Le soldat de la paix

L'infatigable soldat de la paix

    

Sans s’accorder une seule minute de répit, le capitaine Mbaye Diagne va poursuivre ses opérations solitaires. La nuit, il part ; le matin, de nouveaux réfugiés sont retrouvés au stade Amahoro, alors protégé par les forces de l’ONU. Un jour, le capitaine se trouve à la tête d’un convoi qui part de l’Hôtel des Mille Collines jusqu’à l’aéroport de Kigali.

Quelques centaines de mètres plus loin, les véhicules sont malheureusement arrêtés par une foule de miliciens, avertis par la Radio Télévision Libre des Mille Collines1 du départ du convoi.
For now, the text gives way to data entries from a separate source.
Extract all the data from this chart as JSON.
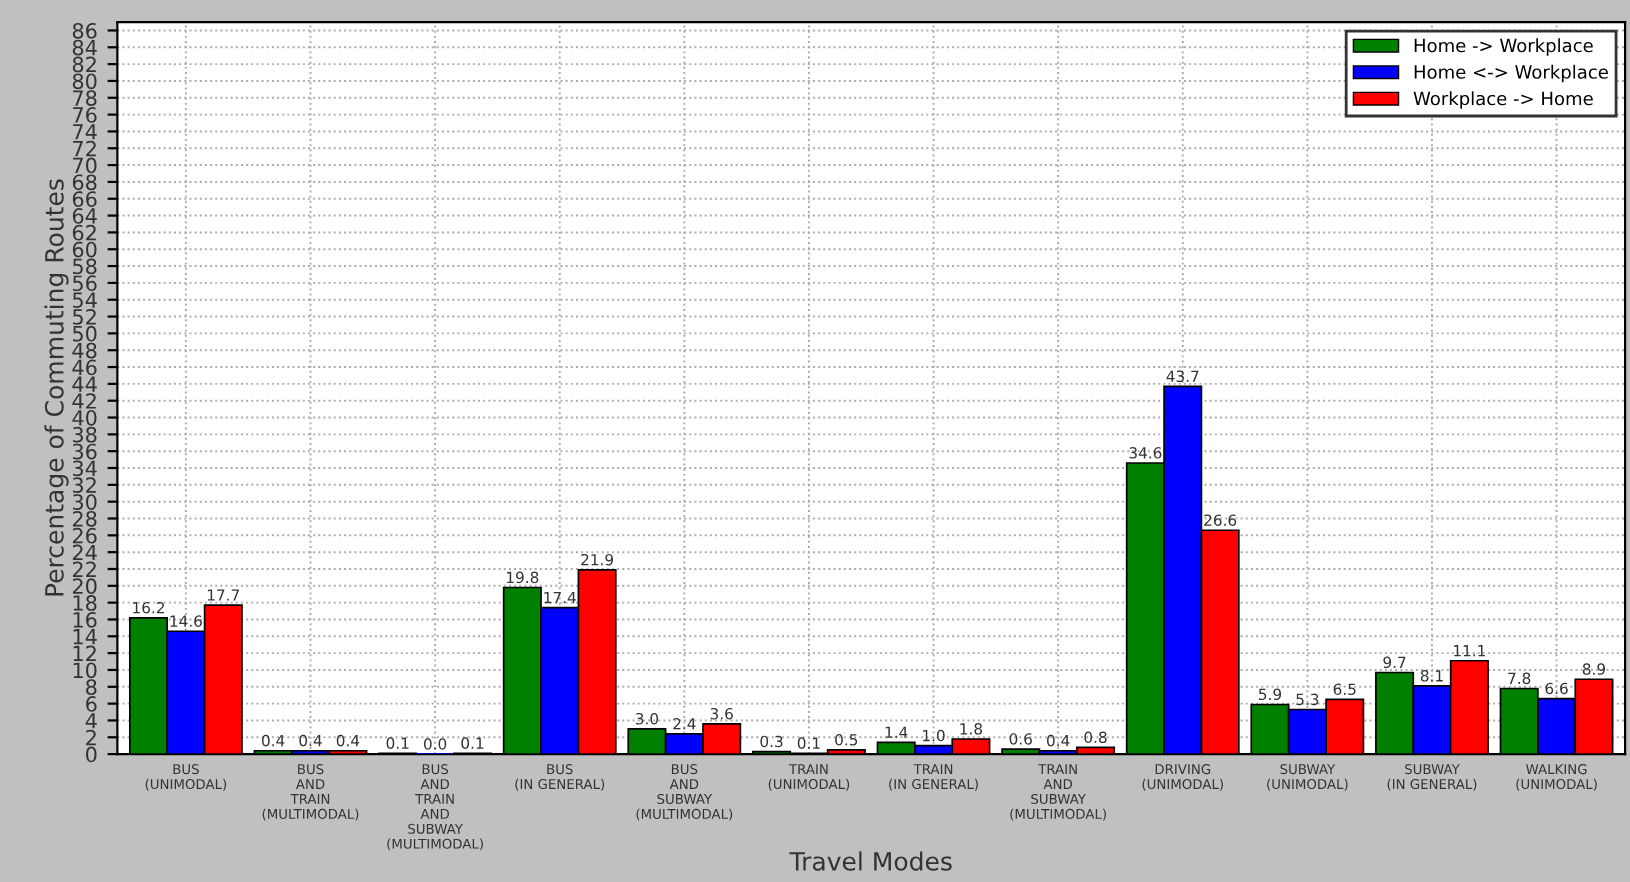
{
  "chart_data": {
    "type": "bar",
    "xlabel": "Travel Modes",
    "ylabel": "Percentage of Commuting Routes",
    "categories": [
      "BUS\n(UNIMODAL)",
      "BUS\nAND\nTRAIN\n(MULTIMODAL)",
      "BUS\nAND\nTRAIN\nAND\nSUBWAY\n(MULTIMODAL)",
      "BUS\n(IN GENERAL)",
      "BUS\nAND\nSUBWAY\n(MULTIMODAL)",
      "TRAIN\n(UNIMODAL)",
      "TRAIN\n(IN GENERAL)",
      "TRAIN\nAND\nSUBWAY\n(MULTIMODAL)",
      "DRIVING\n(UNIMODAL)",
      "SUBWAY\n(UNIMODAL)",
      "SUBWAY\n(IN GENERAL)",
      "WALKING\n(UNIMODAL)"
    ],
    "series": [
      {
        "name": "Home -> Workplace",
        "color": "#008000",
        "values": [
          16.2,
          0.4,
          0.1,
          19.8,
          3.0,
          0.3,
          1.4,
          0.6,
          34.6,
          5.9,
          9.7,
          7.8
        ],
        "value_labels": [
          "16.2",
          "0.4",
          "0.1",
          "19.8",
          "3.0",
          "0.3",
          "1.4",
          "0.6",
          "34.6",
          "5.9",
          "9.7",
          "7.8"
        ]
      },
      {
        "name": "Home <-> Workplace",
        "color": "#0000ff",
        "values": [
          14.6,
          0.4,
          0.0,
          17.4,
          2.4,
          0.1,
          1.0,
          0.4,
          43.7,
          5.3,
          8.1,
          6.6
        ],
        "value_labels": [
          "14.6",
          "0.4",
          "0.0",
          "17.4",
          "2.4",
          "0.1",
          "1.0",
          "0.4",
          "43.7",
          "5.3",
          "8.1",
          "6.6"
        ]
      },
      {
        "name": "Workplace -> Home",
        "color": "#ff0000",
        "values": [
          17.7,
          0.4,
          0.1,
          21.9,
          3.6,
          0.5,
          1.8,
          0.8,
          26.6,
          6.5,
          11.1,
          8.9
        ],
        "value_labels": [
          "17.7",
          "0.4",
          "0.1",
          "21.9",
          "3.6",
          "0.5",
          "1.8",
          "0.8",
          "26.6",
          "6.5",
          "11.1",
          "8.9"
        ]
      }
    ],
    "ylim": [
      0,
      87
    ],
    "yticks": [
      0,
      2,
      4,
      6,
      8,
      10,
      12,
      14,
      16,
      18,
      20,
      22,
      24,
      26,
      28,
      30,
      32,
      34,
      36,
      38,
      40,
      42,
      44,
      46,
      48,
      50,
      52,
      54,
      56,
      58,
      60,
      62,
      64,
      66,
      68,
      70,
      72,
      74,
      76,
      78,
      80,
      82,
      84,
      86
    ],
    "grid": true,
    "legend": "top right"
  }
}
Le capitaine Diagne s’interpose alors entre les camions et les miliciens, en agitant ses bras en l’air. Les miliciens commencent à traîner des gens hors des véhicules. Mbaye hurle : « Vous ne pouvez pas tuer ces gens, ils sont sous ma responsabilité. Je ne vous permets pas de leur faire du mal, il faudra me tuer d’abord ». Mbaye et d’autres casques bleus sénégalais vont parvenir à dissuader les miliciens de tuer, mais ces derniers trop nombreux, il faut faire demi-tour.

De retour à l’Hôtel, Mbaye va voir Odette, une doctoresse qui se trouvait à bord du convoi et qui administre les premiers soins à ceux qui ont été blessés lors de l’attaque. Elle se souvient : « Il semblait atterré. Il disait « Ils ont failli vous tuer, ils le voulaient vraiment cette fois-ci ». Il avait les larmes aux yeux et semblait bien plus inquiet pour nous qu’il ne l’était pour lui-même »2.

Les jours passent, les corps s’accumulent le long des routes de Kigali, mais le capitaine Diagne persévère et tente, avec le peu de moyens dont il dispose, de sauver ceux que la communauté internationale laisse livrés à eux-mêmes. Il n'écoute que son sens de l'humain. En effet, l’attitude des Occidentaux et le manque de coordination face au génocide choque le soldat sénégalais.

Les troupes françaises, belges ou italiennes organisent des opérations de sauvetage, mais seuls leurs ressortissants sont emmenés. Un jour, Ancille, une Rwandaise travaillant pour une organisation non-gouvernementale allemande, demande à être inscrite sur la liste d’un convoi d’évacuation prêt à partir. Apprenant que les Rwandais en sont exclus, elle éclate en sanglots quand Mbaye Diagne s’approche d’elle. Il a du mal à y croire lorsque la jeune femme lui raconte qu’il s’agit uniquement d’une évacuation d’Européens, par des soldats européens. Incapable de l’abandonner ainsi, le soldat conduit Ancille à l’Hôtel des Mille Collines et la cache dans sa chambre. Comme tant d’autres, Mbaye l’a sauvée.